Forty-nine days after my mother's passing, the day before I was to fly back to the United States, my uncle visited me again. I wondered what exhortations he had now. Instead, he told me that two weeks earlier he had dreamed of my mother. My mother had spoken only one sentence and then walked off. She said, "I don't want to go to Hunan with you. I'm going to America." That's why I said my mother has a lot of faith in the Buddhadharma and the City of Ten Thousand Buddhas. Although she had already died, her soul wished to come to the City so she could cultivate together with everyone.
Some laypeople have commented that the City of Ten Thousand Buddhas seems to have a magnetic pull that makes them want to fly here without knowing why. They say they have to come at least once a year or else they won't feel at ease. Last year I met two young Singaporean women who flew in and went to the International Translation Institute. These two women said they had planned not to come this year, since they came every other year and they thought it wouldn't matter if they missed one year. They wanted to visit other temples and take a look. It so happened that an elderly lady had wanted to come to the City for a long time but didn't know how to get here. She heard that these two young women were familiar with the City and asked them to show her how to get here. They told her, "Sorry, but we're not going this year." The elderly lady was of course quite disappointed. That night, the two young women dreamed of the Venerable Master, who said, "Why is it that when I tell you to go east, you go west? Why do you always do the opposite of what I ask?"
The very next day, those two young women called the elderly lady up and told her, "We've changed our minds. We're going to the City after all, and you can come with us." The old lady was delighted and came with them.
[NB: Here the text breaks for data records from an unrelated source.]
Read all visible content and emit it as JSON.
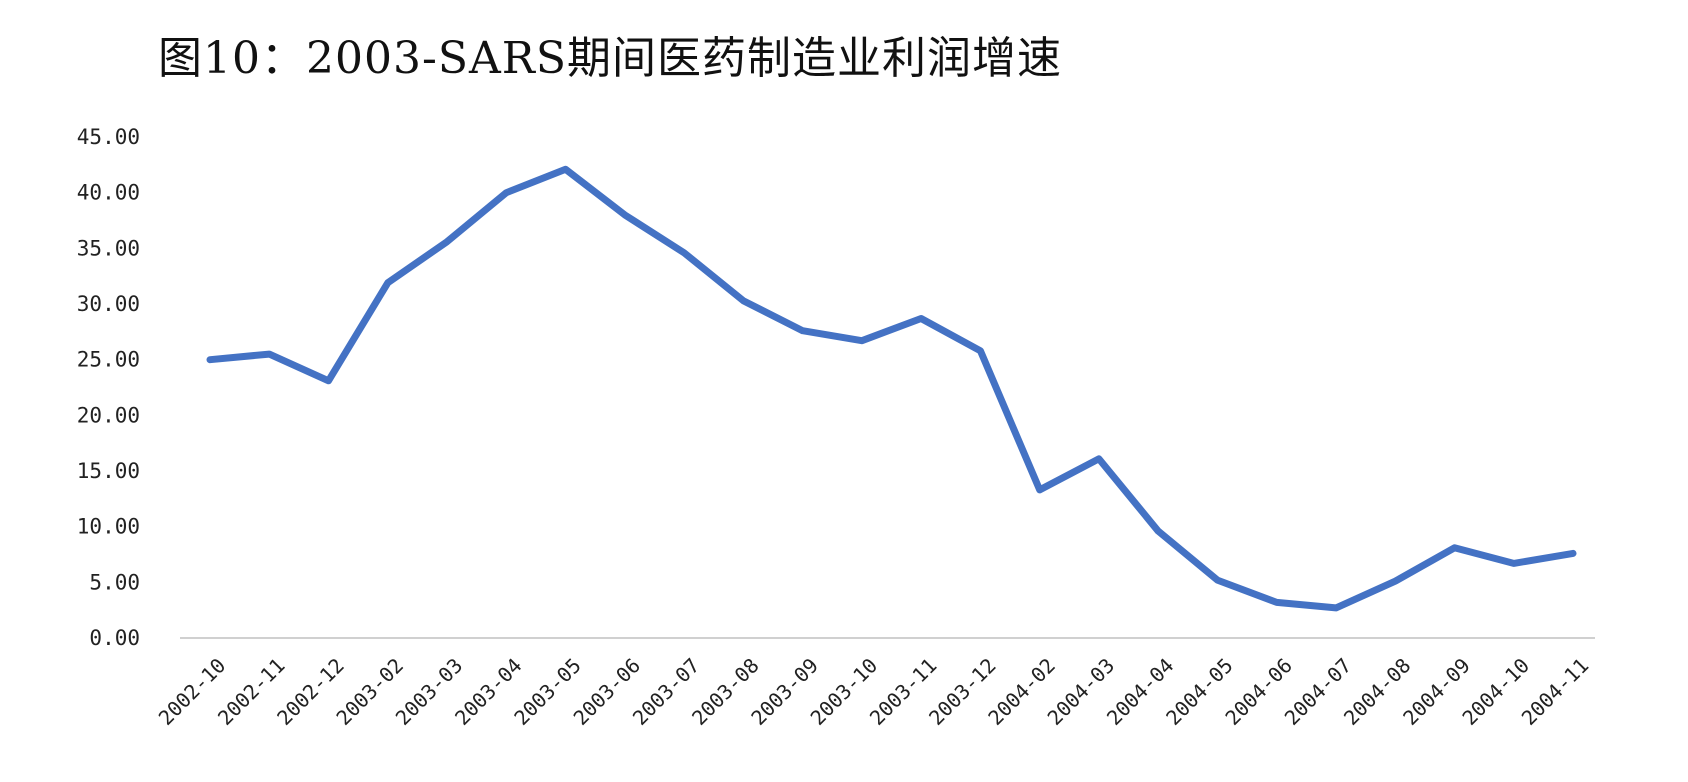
{
  "chart_data": {
    "type": "line",
    "title": "图10：2003-SARS期间医药制造业利润增速",
    "xlabel": "",
    "ylabel": "",
    "ylim": [
      0,
      45
    ],
    "y_ticks": [
      "0.00",
      "5.00",
      "10.00",
      "15.00",
      "20.00",
      "25.00",
      "30.00",
      "35.00",
      "40.00",
      "45.00"
    ],
    "grid": false,
    "legend": "none",
    "line_color": "#4472C4",
    "categories": [
      "2002-10",
      "2002-11",
      "2002-12",
      "2003-02",
      "2003-03",
      "2003-04",
      "2003-05",
      "2003-06",
      "2003-07",
      "2003-08",
      "2003-09",
      "2003-10",
      "2003-11",
      "2003-12",
      "2004-02",
      "2004-03",
      "2004-04",
      "2004-05",
      "2004-06",
      "2004-07",
      "2004-08",
      "2004-09",
      "2004-10",
      "2004-11"
    ],
    "series": [
      {
        "values": [
          25.0,
          25.5,
          23.1,
          31.9,
          35.6,
          40.0,
          42.1,
          38.0,
          34.6,
          30.3,
          27.6,
          26.7,
          28.7,
          25.8,
          13.3,
          16.1,
          9.6,
          5.2,
          3.2,
          2.7,
          5.1,
          8.1,
          6.7,
          7.6
        ]
      }
    ]
  }
}
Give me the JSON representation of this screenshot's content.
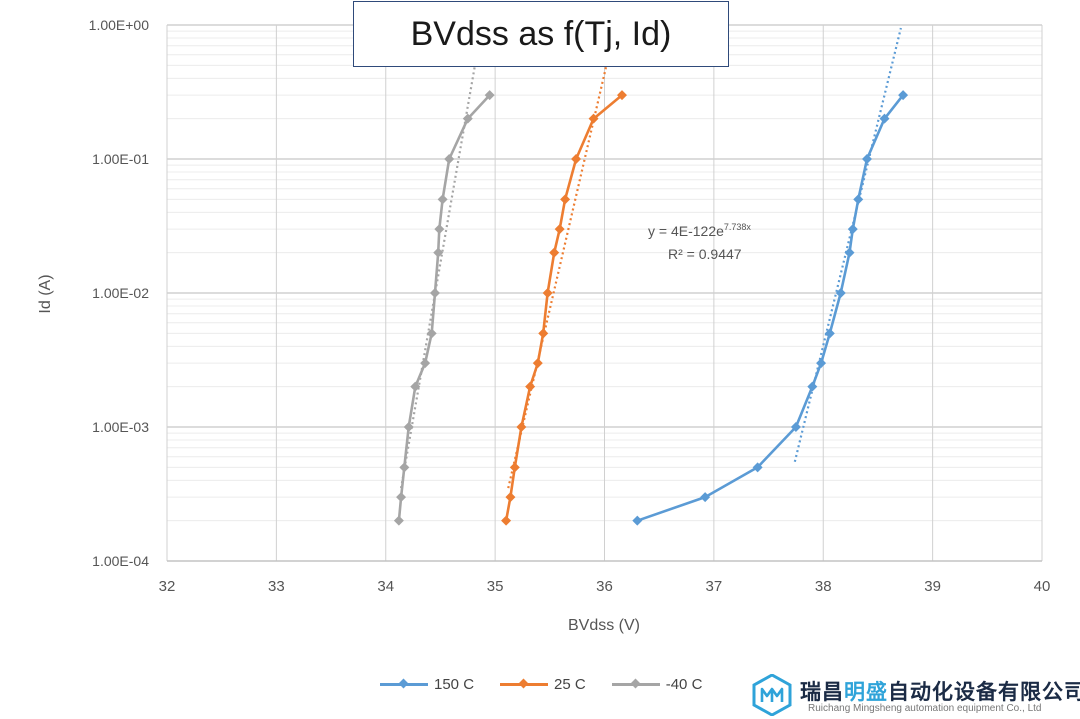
{
  "chart_data": {
    "type": "scatter",
    "title": "BVdss as f(Tj, Id)",
    "xlabel": "BVdss (V)",
    "ylabel": "Id (A)",
    "xlim": [
      32,
      40
    ],
    "ylim": [
      0.0001,
      1
    ],
    "yscale": "log",
    "x_ticks": [
      "32",
      "33",
      "34",
      "35",
      "36",
      "37",
      "38",
      "39",
      "40"
    ],
    "y_ticks": [
      "1.00E-04",
      "1.00E-03",
      "1.00E-02",
      "1.00E-01",
      "1.00E+00"
    ],
    "grid": true,
    "legend_position": "bottom",
    "annotation": {
      "equation_prefix": "y = 4E-122e",
      "equation_exponent": "7.738x",
      "r_squared": "R² = 0.9447"
    },
    "series": [
      {
        "name": "150 C",
        "color": "#5b9bd5",
        "points": [
          [
            36.3,
            0.0002
          ],
          [
            36.92,
            0.0003
          ],
          [
            37.4,
            0.0005
          ],
          [
            37.75,
            0.001
          ],
          [
            37.9,
            0.002
          ],
          [
            37.98,
            0.003
          ],
          [
            38.06,
            0.005
          ],
          [
            38.16,
            0.01
          ],
          [
            38.24,
            0.02
          ],
          [
            38.27,
            0.03
          ],
          [
            38.32,
            0.05
          ],
          [
            38.4,
            0.1
          ],
          [
            38.56,
            0.2
          ],
          [
            38.73,
            0.3
          ]
        ],
        "trendline": [
          [
            37.74,
            0.00055
          ],
          [
            38.71,
            0.95
          ]
        ]
      },
      {
        "name": "25 C",
        "color": "#ed7d31",
        "points": [
          [
            35.1,
            0.0002
          ],
          [
            35.14,
            0.0003
          ],
          [
            35.18,
            0.0005
          ],
          [
            35.24,
            0.001
          ],
          [
            35.32,
            0.002
          ],
          [
            35.39,
            0.003
          ],
          [
            35.44,
            0.005
          ],
          [
            35.48,
            0.01
          ],
          [
            35.54,
            0.02
          ],
          [
            35.59,
            0.03
          ],
          [
            35.64,
            0.05
          ],
          [
            35.74,
            0.1
          ],
          [
            35.9,
            0.2
          ],
          [
            36.16,
            0.3
          ]
        ],
        "trendline": [
          [
            35.12,
            0.00035
          ],
          [
            36.05,
            0.65
          ]
        ]
      },
      {
        "name": "-40 C",
        "color": "#a5a5a5",
        "points": [
          [
            34.12,
            0.0002
          ],
          [
            34.14,
            0.0003
          ],
          [
            34.17,
            0.0005
          ],
          [
            34.21,
            0.001
          ],
          [
            34.27,
            0.002
          ],
          [
            34.36,
            0.003
          ],
          [
            34.42,
            0.005
          ],
          [
            34.45,
            0.01
          ],
          [
            34.48,
            0.02
          ],
          [
            34.49,
            0.03
          ],
          [
            34.52,
            0.05
          ],
          [
            34.58,
            0.1
          ],
          [
            34.75,
            0.2
          ],
          [
            34.95,
            0.3
          ]
        ],
        "trendline": [
          [
            34.14,
            0.00035
          ],
          [
            34.84,
            0.65
          ]
        ]
      }
    ]
  },
  "watermark": {
    "name_part1": "瑞昌",
    "name_highlight": "明盛",
    "name_part2": "自动化设备有限公司",
    "subtitle": "Ruichang Mingsheng automation equipment Co., Ltd"
  }
}
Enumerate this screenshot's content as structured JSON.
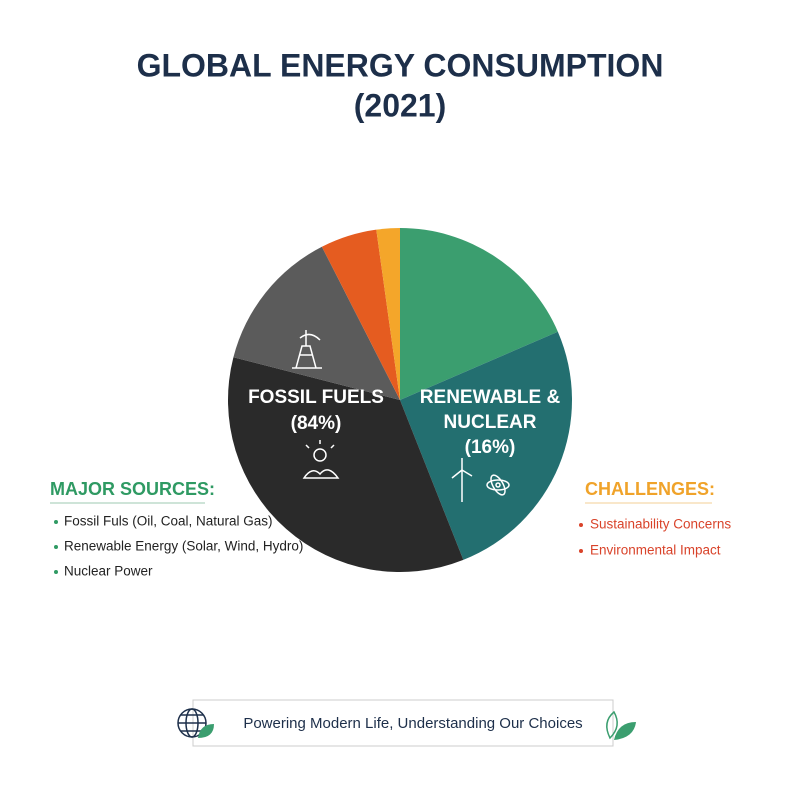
{
  "chart_data": {
    "type": "pie",
    "title": "GLOBAL ENERGY CONSUMPTION",
    "subtitle": "(2021)",
    "values": [
      18.5,
      25.5,
      35,
      13.5,
      5.3,
      2.2
    ],
    "colors": [
      "#3b9e6f",
      "#236f70",
      "#2a2a2a",
      "#5b5b5b",
      "#e55c20",
      "#f4a62a"
    ],
    "annotations": [
      "FOSSIL FUELS",
      "(84%)",
      "RENEWABLE &",
      "NUCLEAR",
      "(16%)"
    ]
  },
  "major_sources": {
    "heading": "MAJOR SOURCES:",
    "items": [
      "Fossil Fuls (Oil, Coal, Natural Gas)",
      "Renewable Energy (Solar, Wind, Hydro)",
      "Nuclear Power"
    ]
  },
  "challenges": {
    "heading": "CHALLENGES:",
    "items": [
      "Sustainability Concerns",
      "Environmental Impact"
    ]
  },
  "footer": "Powering Modern Life, Understanding Our Choices"
}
There was a similar case in the summer camp this year. One mother had planned not to come this year, having been here before. The day she decided not to come, she went home from work and set her alarm to wake up the next morning. Before it was time to wake up, however, she heard a voice saying, "Get up! Get up! It's time to get up!" She thought, "My husband is out of town, and there's only my little boy in the house. Why is there a man's voice?" The voice kept prodding her to get up, so she opened one eye reluctantly, and was shocked—she was at the City of Ten Thousand Buddhas already, and was climbing the stairs!
"Oh no, this can't be! I can't be here, I haven't even taken the plane. I need to go to work, I can't come." But her feet were already walking on the grounds of the City. After she woke up, she decided she'd better come this year. Even the Buddhas and Bodhisattvas were taking roll and wanted her to come to the City.
As for the City of Ten Thousand Buddhas, the Master once said, "Everything is made from the mind. If you have good thoughts, then even what is not good will become good." The Master also said, "In our Way-place, the monks are worth a million, and so are the laypeople. Everyone is important here. Don't look down on yourself." We must have firm faith, and then we won't have so many afflictions. Amitofo.